Michelle Gironda Cabrera é doutoranda em direito pela PUCPR e professora de direito penal e processo penal da Faculdade de Pinhais.

REFERÊNCIAS
[1] PRADO JR., Caio. Evolução política do Brasil: Colônia e Império. São Paulo: Brasiliense, 1988, p. 44.
[2] MENEGAT, Marildo. Estudos sobre ruínas. Rio de Janeiro: Revan, Instituto Carioca de Criminologia, 2012, pp. 211-212.
[3] PRADO JR., Caio. Formação do Brasil contemporâneo. São Paulo: Brasiliense, 1976, p. 345.
[4] GOMES, Heloísa Toller. As marcas da escravidão: o negro e o discurso oitocentista no Brasil e nos Estados Unidos. Rio de Janeiro: Editora UFRJ, 1994, p. 150.
[5] GOMES, Heloísa Toller. As marcas da escravidão: o negro e o discurso oitocentista no Brasil e nos Estados Unidos. Rio de Janeiro: Editora UFRJ, 1994, p. 150.
[6] MENEGAT, Marildo. Estudos sobre ruínas. Rio de Janeiro: Revan, Instituto Carioca de Criminologia, 2012, p. 221.

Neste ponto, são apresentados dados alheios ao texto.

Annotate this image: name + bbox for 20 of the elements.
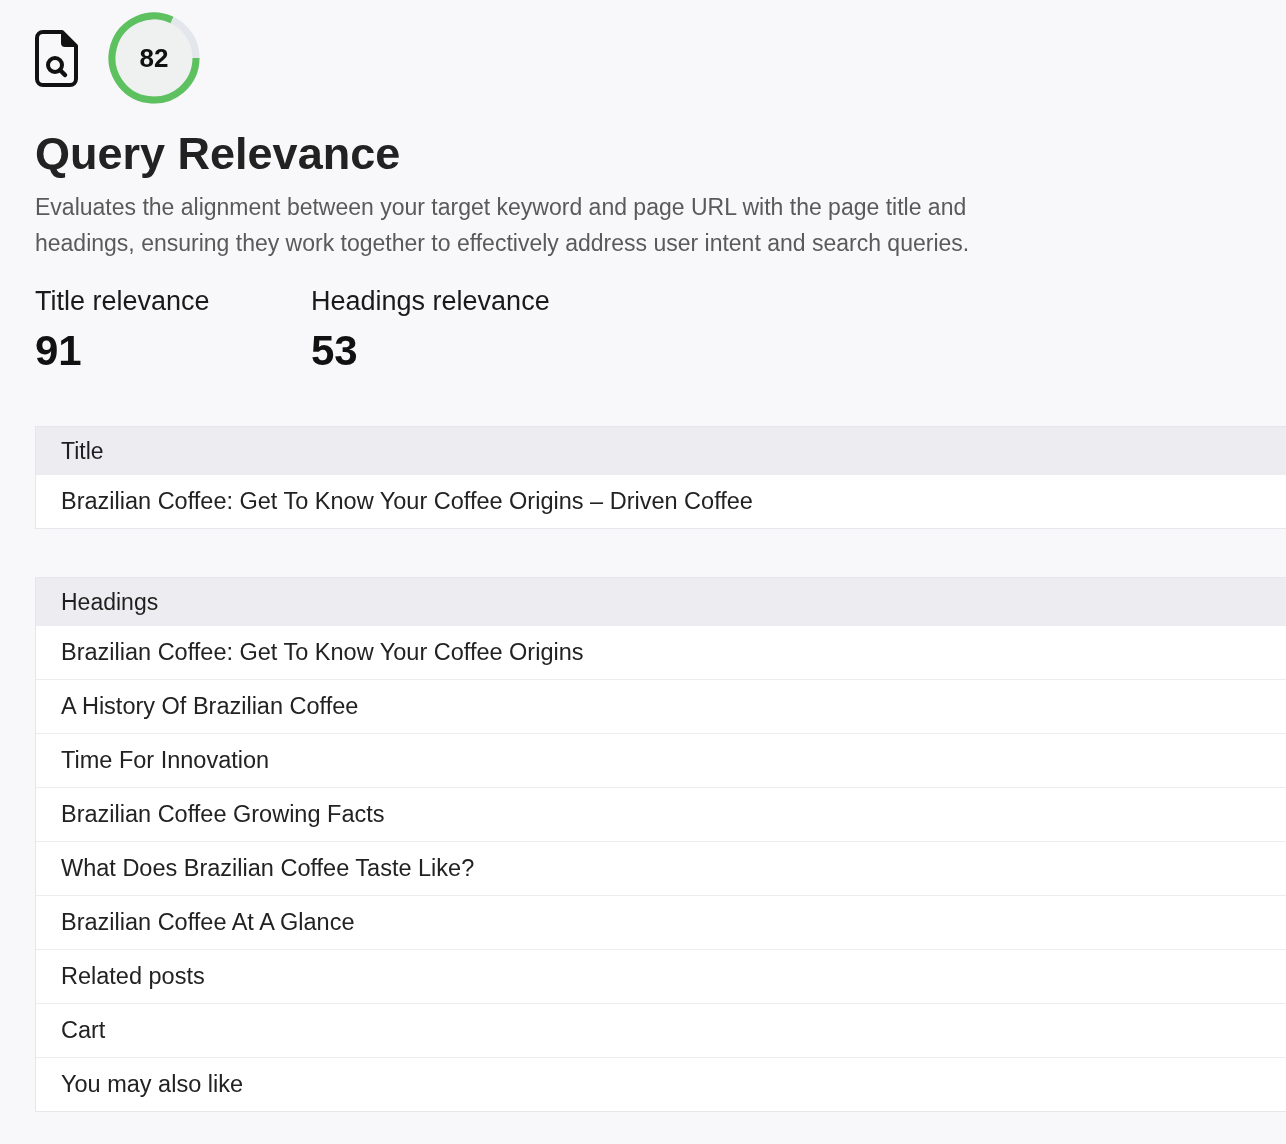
file-search-icon bbox=[35, 29, 78, 87]
metric-value: 91 bbox=[35, 328, 82, 374]
table-cell-text: Brazilian Coffee: Get To Know Your Coffee Origins bbox=[61, 637, 584, 667]
page-description: Evaluates the alignment between your target keyword and page URL with the page title and headings, ensuring they work together to effectively address user intent and search queries. bbox=[35, 193, 971, 258]
table-cell-text: Time For Innovation bbox=[61, 745, 270, 775]
table-cell-text: Brazilian Coffee Growing Facts bbox=[61, 799, 385, 829]
page-title: Query Relevance bbox=[35, 127, 401, 181]
metric-value: 53 bbox=[311, 328, 358, 374]
table-heading: Headings bbox=[61, 587, 159, 617]
table-cell-text: Brazilian Coffee: Get To Know Your Coffee Origins – Driven Coffee bbox=[61, 486, 753, 516]
metric-label: Title relevance bbox=[35, 285, 210, 317]
table-heading: Title bbox=[61, 436, 104, 466]
score-value: 82 bbox=[139, 43, 169, 73]
table-cell-text: Related posts bbox=[61, 961, 205, 991]
table-cell-text: Brazilian Coffee At A Glance bbox=[61, 907, 355, 937]
table-cell-text: Cart bbox=[61, 1015, 106, 1045]
table-cell-text: A History Of Brazilian Coffee bbox=[61, 691, 359, 721]
table-cell-text: You may also like bbox=[61, 1069, 243, 1099]
metric-label: Headings relevance bbox=[311, 285, 550, 317]
table-cell-text: What Does Brazilian Coffee Taste Like? bbox=[61, 853, 475, 883]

[7] MENEGAT, Marildo. Estudos sobre ruínas. Rio de Janeiro: Revan, Instituto Carioca de Criminologia, 2012, p. 221.
[8] BATISTA, Vera Malaguti. Difíceis ganhos fáceis: drogas e juventude pobre no Rio de Janeiro. 2ª ed. Rio de Janeiro: Editora Revan, 2003, p. 36.

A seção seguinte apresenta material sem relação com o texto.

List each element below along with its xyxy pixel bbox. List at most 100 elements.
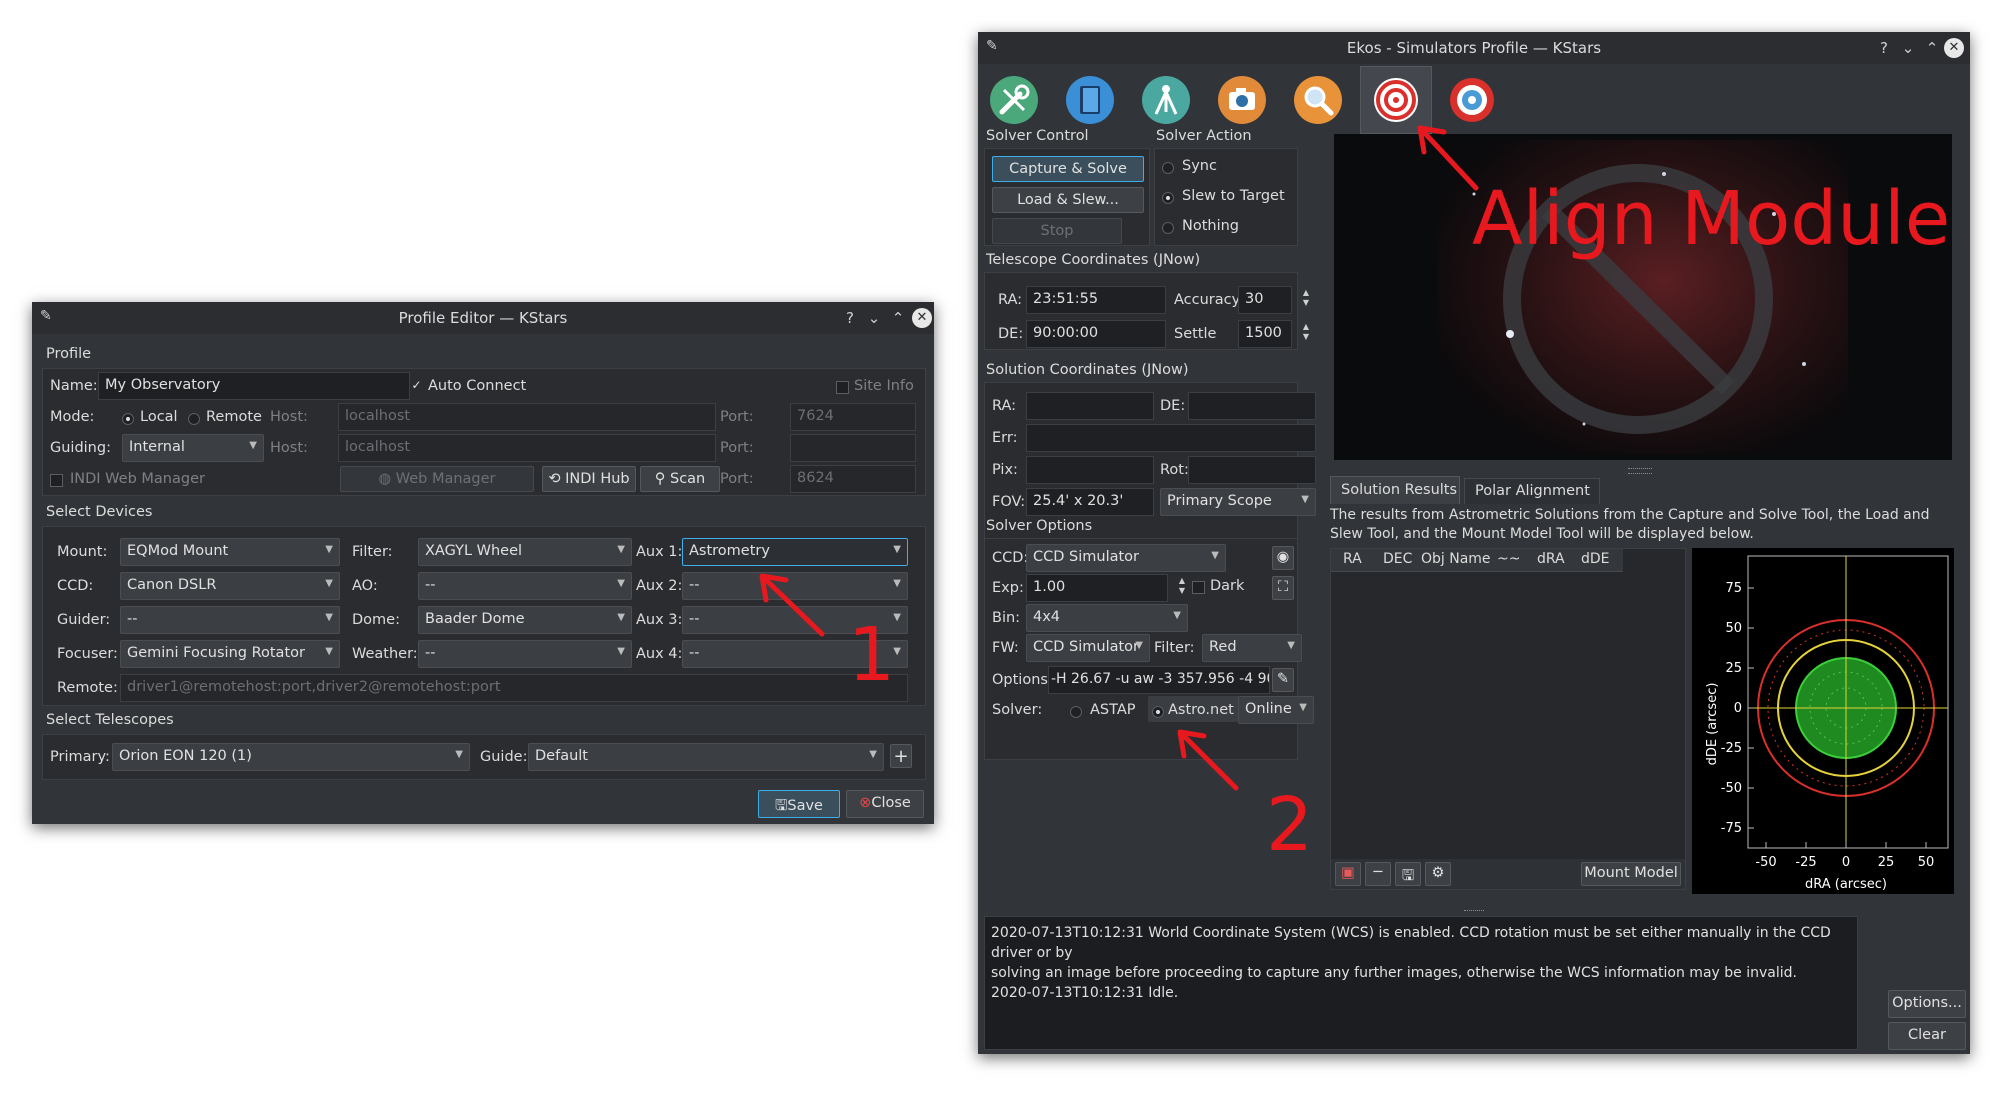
web-manager-port-input[interactable]: 8624 — [790, 465, 916, 493]
settle-spinner[interactable]: ▲ ▼ — [1300, 322, 1312, 342]
log-clear-button[interactable]: Clear — [1888, 1022, 1966, 1050]
col-status[interactable]: ~~ — [1497, 551, 1520, 567]
results-tabs: Solution Results Polar Alignment — [1328, 474, 1958, 504]
tool-guide[interactable] — [1444, 72, 1500, 128]
chevron-down-icon: ▼ — [893, 578, 901, 589]
astap-radio[interactable] — [1070, 706, 1082, 718]
splitter-handle-2[interactable] — [1464, 910, 1484, 914]
guider-host-input[interactable]: localhost — [338, 434, 716, 462]
port-input[interactable]: 7624 — [790, 403, 916, 431]
tool-mount[interactable] — [1138, 72, 1194, 128]
chevron-down-icon: ▼ — [893, 544, 901, 555]
guiding-select[interactable]: Internal ▼ — [122, 434, 264, 462]
chevron-down-icon: ▼ — [617, 544, 625, 555]
load-slew-button[interactable]: Load & Slew... — [992, 187, 1144, 213]
close-button[interactable]: ⊗Close — [846, 790, 924, 818]
clear-results-button[interactable]: ▣ — [1335, 862, 1361, 886]
log-options-button[interactable]: Options... — [1888, 990, 1966, 1018]
filter-select[interactable]: XAGYL Wheel ▼ — [418, 538, 632, 566]
settings-results-button[interactable]: ⚙ — [1425, 862, 1451, 886]
mode-local-radio[interactable] — [122, 413, 134, 425]
chevron-down-icon: ▼ — [325, 544, 333, 555]
tool-capture[interactable] — [1214, 72, 1270, 128]
col-dra[interactable]: dRA — [1537, 551, 1565, 567]
fov-label: FOV: — [992, 494, 1026, 510]
accuracy-spinner[interactable]: ▲ ▼ — [1300, 288, 1312, 308]
indi-hub-button[interactable]: ⟲ INDI Hub — [542, 466, 636, 492]
guide-telescope-select[interactable]: Default ▼ — [528, 743, 884, 771]
weather-select[interactable]: -- ▼ — [418, 640, 632, 668]
tab-solution-results[interactable]: Solution Results — [1330, 476, 1460, 504]
remote-drivers-input[interactable]: driver1@remotehost:port,driver2@remoteho… — [120, 674, 908, 702]
ao-select[interactable]: -- ▼ — [418, 572, 632, 600]
tool-focus[interactable] — [1290, 72, 1346, 128]
col-dec[interactable]: DEC — [1383, 551, 1412, 567]
guider-port-input[interactable] — [790, 434, 916, 462]
maximize-button[interactable]: ⌃ — [1922, 38, 1942, 58]
solver-options-input[interactable]: -H 26.67 -u aw -3 357.956 -4 90 -5 30 — [1048, 666, 1270, 694]
help-button[interactable]: ? — [840, 308, 860, 328]
guider-select[interactable]: -- ▼ — [120, 606, 340, 634]
save-button[interactable]: 🖫Save — [758, 790, 840, 818]
tool-align[interactable] — [1368, 72, 1424, 128]
mount-select[interactable]: EQMod Mount ▼ — [120, 538, 340, 566]
accuracy-input[interactable]: 30 — [1238, 286, 1292, 314]
dome-select[interactable]: Baader Dome ▼ — [418, 606, 632, 634]
host-input[interactable]: localhost — [338, 403, 716, 431]
mode-remote-radio[interactable] — [188, 413, 200, 425]
frame-button[interactable]: ⛶ — [1272, 576, 1294, 600]
site-info-checkbox[interactable] — [836, 381, 849, 394]
col-ra[interactable]: RA — [1343, 551, 1362, 567]
fw-select[interactable]: CCD Simulator ▼ — [1026, 634, 1150, 662]
exposure-input[interactable]: 1.00 — [1026, 574, 1168, 602]
remove-result-button[interactable]: − — [1365, 862, 1391, 886]
auto-connect-checkbox[interactable]: ✓ — [410, 379, 423, 393]
solution-plot[interactable]: 75 50 25 0 -25 -50 -75 -50 -25 0 25 50 dDE (arcsec… — [1692, 548, 1954, 894]
settle-input[interactable]: 1500 — [1238, 320, 1292, 348]
help-button[interactable]: ? — [1874, 38, 1894, 58]
tab-polar-alignment[interactable]: Polar Alignment — [1464, 478, 1600, 504]
indi-web-manager-checkbox[interactable] — [50, 474, 63, 487]
filter-select[interactable]: Red ▼ — [1202, 634, 1302, 662]
focuser-select[interactable]: Gemini Focusing Rotator ▼ — [120, 640, 340, 668]
chevron-down-icon: ▼ — [1135, 640, 1143, 651]
maximize-button[interactable]: ⌃ — [888, 308, 908, 328]
ccd-select[interactable]: Canon DSLR ▼ — [120, 572, 340, 600]
scan-button[interactable]: ⚲ Scan — [640, 466, 720, 492]
nothing-radio[interactable] — [1162, 222, 1174, 234]
ccd-preview-button[interactable]: ◉ — [1272, 546, 1294, 570]
slew-to-target-radio[interactable] — [1162, 192, 1174, 204]
online-select[interactable]: Online ▼ — [1238, 696, 1314, 724]
edit-options-button[interactable]: ✎ — [1272, 668, 1294, 692]
weather-label: Weather: — [352, 646, 418, 662]
mode-label: Mode: — [50, 409, 95, 425]
export-results-button[interactable]: 🖫 — [1395, 862, 1421, 886]
bin-select[interactable]: 4x4 ▼ — [1026, 604, 1188, 632]
close-window-button[interactable]: ✕ — [912, 308, 932, 328]
aux2-select[interactable]: -- ▼ — [682, 572, 908, 600]
sync-radio[interactable] — [1162, 162, 1174, 174]
mount-model-button[interactable]: Mount Model — [1581, 862, 1681, 886]
dark-checkbox[interactable] — [1192, 581, 1205, 594]
aux1-select[interactable]: Astrometry ▼ — [682, 538, 908, 566]
stop-button[interactable]: Stop — [992, 218, 1122, 244]
exposure-spinner[interactable]: ▲ ▼ — [1176, 576, 1188, 596]
scope-select[interactable]: Primary Scope ▼ — [1160, 488, 1316, 516]
results-table[interactable]: RA DEC Obj Name ~~ dRA dDE ▣ − 🖫 ⚙ Mount… — [1330, 548, 1686, 890]
col-obj-name[interactable]: Obj Name — [1421, 551, 1491, 567]
solver-ccd-select[interactable]: CCD Simulator ▼ — [1026, 544, 1226, 572]
minimize-button[interactable]: ⌄ — [864, 308, 884, 328]
astronet-radio[interactable] — [1152, 706, 1164, 718]
tool-scheduler[interactable] — [1062, 72, 1118, 128]
telescope-de-label: DE: — [998, 326, 1024, 342]
capture-solve-button[interactable]: Capture & Solve — [992, 156, 1144, 182]
minimize-button[interactable]: ⌄ — [1898, 38, 1918, 58]
log-output[interactable]: 2020-07-13T10:12:31 World Coordinate Sys… — [984, 916, 1858, 1050]
add-telescope-button[interactable]: + — [890, 744, 912, 768]
tool-setup[interactable] — [986, 72, 1042, 128]
col-dde[interactable]: dDE — [1581, 551, 1610, 567]
primary-telescope-select[interactable]: Orion EON 120 (1) ▼ — [112, 743, 470, 771]
web-manager-button[interactable]: ◍ Web Manager — [340, 466, 534, 492]
close-window-button[interactable]: ✕ — [1944, 38, 1964, 58]
profile-name-input[interactable]: My Observatory — [98, 372, 410, 400]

[9] Ver: FOUCAULT, Michel. Em defesa da sociedade: curso no Collège de France (1975-1976). Trad. Maria Ermantina de Almeida Prado Galvão. São Paulo: Martins Fontes, 2010 e FOUCAULT, Michel. História da sexualidade I: a vontade de saber. Trad. Maria Thereza da Costa Albuquerque e J.A. Guilhon Albuquerque. Rio de Janeiro/São Paulo: Paz e Terra, 2014.
[10] PASSETTI, Edson. Fascismos, pequenos fascismo, ou como designar isso que vivemos na sociedade de controle? In: Depois do grande encarceramento. Org. Pedro Vieira Abramovay e Vera Malaguti Batista. Rio de Janeiro: Editora Revan, 2010, p. 275.